A straight line is what we refer to as a respondent who selects the same response for each grid question. They may only select “5. Strongly agree” as they assume that is what the researcher would like to hear. 

However, it is somewhat possible that a respondent may just simply “strongly agree” with all statements. 

A good way to catch respondents in these situations is including statements that work as opposites: “It’s important to me to get outside and exercise at least once a day” versus “Exercise and going outdoors is not important to my everyday life” are opposite enough statements to not initiate a ‘5. Strongly agree’ response from a respondent on both statements.

“Select all that apply questions”, or multiple select questions, are an easy way for a respondent to try and qualify for a study that they do not necessarily fall into the scope for. 

Try using opposite terms or situations that would be highly unlikely for respondents to relate to all options. For example, “How does this ad make you feel?” could have options such as ‘happy, sad, angry, excited, etc.’. 

If a respondent is selecting all these options, it can be assumed that they are not paying attention or unaware which option will allow them to qualify or continue to move along in the survey. 

Another example is, “Which of the following illnesses have you had in the past 3 months? – COVID-19, pneumonia, influenza A, strep throat”

“Which of the following have you done in the past 3 months? – Take a trip abroad, piloted a helicopter, saw the Grand Canyon, went skydiving”.

3. Time TAKEN

Completion time is a quick and easy way to catch respondents who are speeding through the survey and not fully reading questions or thinking about their responses. 

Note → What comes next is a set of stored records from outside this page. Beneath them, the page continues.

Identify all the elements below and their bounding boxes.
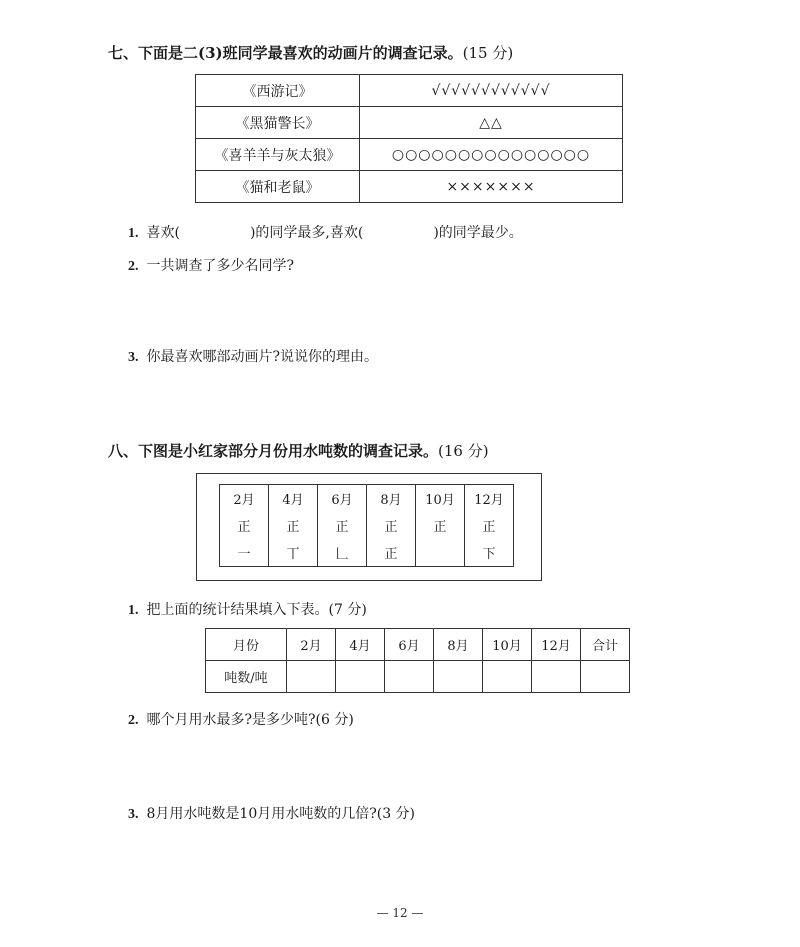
month-label: 6月 <box>318 485 367 513</box>
table-row <box>196 75 623 107</box>
cartoon-survey-table <box>195 74 623 203</box>
month-label: 10月 <box>416 485 465 513</box>
tally-marks: √√√√√√√√√√√√ <box>360 75 623 107</box>
tally-marks: ××××××× <box>360 171 623 203</box>
month-label: 12月 <box>465 485 514 513</box>
table-row <box>196 139 623 171</box>
tally-mark: 𠃊 <box>318 539 367 567</box>
question-text: 把上面的统计结果填入下表。(7 分) <box>146 602 367 618</box>
question-text: 哪个月用水最多?是多少吨?(6 分) <box>146 712 354 728</box>
cartoon-name: 《西游记》 <box>196 75 360 107</box>
header-cell: 月份 <box>206 629 287 661</box>
tally-mark: 正 <box>318 512 367 539</box>
header-cell: 10月 <box>483 629 532 661</box>
cartoon-name: 《喜羊羊与灰太狼》 <box>196 139 360 171</box>
answer-cell[interactable] <box>434 661 483 693</box>
answer-cell[interactable] <box>483 661 532 693</box>
header-cell: 8月 <box>434 629 483 661</box>
table-row <box>206 629 630 661</box>
answer-cell[interactable] <box>532 661 581 693</box>
answer-cell[interactable] <box>581 661 630 693</box>
section8-heading <box>108 440 489 461</box>
tally-mark: 正 <box>269 512 318 539</box>
answer-space[interactable] <box>128 280 648 340</box>
section7-score: (15 分) <box>462 44 514 62</box>
tally-mark: 正 <box>220 512 269 539</box>
question-8-2 <box>128 709 354 729</box>
question-number: 2. <box>128 259 139 274</box>
tally-marks: ○○○○○○○○○○○○○○○ <box>360 139 623 171</box>
header-cell: 合计 <box>581 629 630 661</box>
question-number: 3. <box>128 350 139 365</box>
month-label: 4月 <box>269 485 318 513</box>
month-label: 8月 <box>367 485 416 513</box>
question-7-3 <box>128 346 378 366</box>
question-number: 3. <box>128 807 139 822</box>
page-number: — 12 — <box>376 906 424 920</box>
answer-space[interactable] <box>128 372 648 432</box>
tally-record-table <box>219 484 514 567</box>
table-row <box>220 539 514 567</box>
month-label: 2月 <box>220 485 269 513</box>
section7-heading <box>108 42 513 63</box>
table-row <box>196 107 623 139</box>
question-text: 你最喜欢哪部动画片?说说你的理由。 <box>146 349 379 365</box>
header-cell: 2月 <box>287 629 336 661</box>
question-7-2 <box>128 255 294 275</box>
question-number: 1. <box>128 603 139 618</box>
answer-cell[interactable] <box>336 661 385 693</box>
answer-space[interactable] <box>128 828 648 888</box>
header-cell: 12月 <box>532 629 581 661</box>
question-text: )的同学最少。 <box>433 225 523 241</box>
tally-mark <box>416 539 465 567</box>
tally-marks: △△ <box>360 107 623 139</box>
section8-score: (16 分) <box>438 442 489 460</box>
tally-mark: 正 <box>465 512 514 539</box>
table-row <box>206 661 630 693</box>
section8-title: 八、下图是小红家部分月份用水吨数的调查记录。 <box>108 442 439 460</box>
question-number: 1. <box>128 226 139 241</box>
cartoon-name: 《黑猫警长》 <box>196 107 360 139</box>
question-7-1 <box>128 222 523 242</box>
tally-mark: 下 <box>465 539 514 567</box>
row-label: 吨数/吨 <box>206 661 287 693</box>
table-row <box>220 512 514 539</box>
tally-mark: 正 <box>367 512 416 539</box>
answer-cell[interactable] <box>385 661 434 693</box>
question-text: 喜欢( <box>146 225 180 241</box>
question-text: 一共调查了多少名同学? <box>146 258 295 274</box>
tally-mark: 正 <box>367 539 416 567</box>
tally-mark: 丅 <box>269 539 318 567</box>
question-8-1 <box>128 599 367 619</box>
section7-title: 七、下面是二(3)班同学最喜欢的动画片的调查记录。 <box>108 44 463 62</box>
question-text: )的同学最多,喜欢( <box>249 225 364 241</box>
question-text: 8月用水吨数是10月用水吨数的几倍?(3 分) <box>146 806 416 822</box>
question-number: 2. <box>128 713 139 728</box>
answer-space[interactable] <box>128 734 648 794</box>
table-row <box>196 171 623 203</box>
answer-cell[interactable] <box>287 661 336 693</box>
tally-mark: 一 <box>220 539 269 567</box>
cartoon-name: 《猫和老鼠》 <box>196 171 360 203</box>
water-usage-fill-table <box>205 628 630 693</box>
header-cell: 4月 <box>336 629 385 661</box>
header-cell: 6月 <box>385 629 434 661</box>
tally-mark: 正 <box>416 512 465 539</box>
table-row <box>220 485 514 513</box>
question-8-3 <box>128 803 415 823</box>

Before launching your survey, time yourself taking the survey and use that time as a reference when reviewing respondent completion time. Give respondents leeway as some may read and comprehend much faster. 

However, if the survey takes the survey writer 15 minutes to complete but a respondent completes it in 3-5 minutes, it is safe to assume they rushed their responses and they may not be very high quality.

4. Open-ended Questions

We always recommend adding 2-4 open-ended questions for data quality purposes. 

Stay away from questions that could result in yes/no answers. 

Ask respondents to elaborate on their selection and to be as specific as possible. 

Towards the end of the survey, you can also ask the respondent to identify the topic of the survey. Despite being a simple question, their answers will indicate if they were actually paying attention to the survey. 

Reviewing open-ended data allows you to catch AI bots repeating answers or rambling nonsense not related to the questions. It also allows you to catch respondents who are not paying attention, rushing through with simple answers, or just typing scrambles of letters as their response. “Cool” “it's fine” “asdfghjkl;”. 

To avoid short answers, and if possible, add a minimum character count on your survey platform to encourage respondents to leave more than one-word responses.

5. Improbably Similar Demographics

Reviewing similar demographics is a newer approach our team has started to take that allows us to catch respondents who may be taking the survey more than once. (Bonus tip: first check for IP duplicates to remove any repeat respondents). 

Our team will add a zip code question which helps us look for duplicates. Of course, some respondents could be from the same zip code and not a duplicate. 

However, that’s highly unlikely that there are multiple respondents from the same zip code that are also, white, non-Hispanic, female, age 21-28, divorced, with 3 kids, 2 dogs, 1 cat, and 70k household income. 

Once these duplicates are flagged, if you are still wary that they may be different respondents, you can compare their open-ends and selections throughout the survey to see if you can find more similarities which confirm its status as a duplicate response.

Offering some of the highest data quality is something Lab42 prides itself on. Too many sample providers lack intelligent and adaptive tools to identify and stop poor quality respondents from tainting your research results.

We’ve seen an increasing number of generative AI bots making their way into research studies, and if you don’t have the proper protocols set up, you could be left with results that at best, don’t make sense, and at worst, are just plain wrong.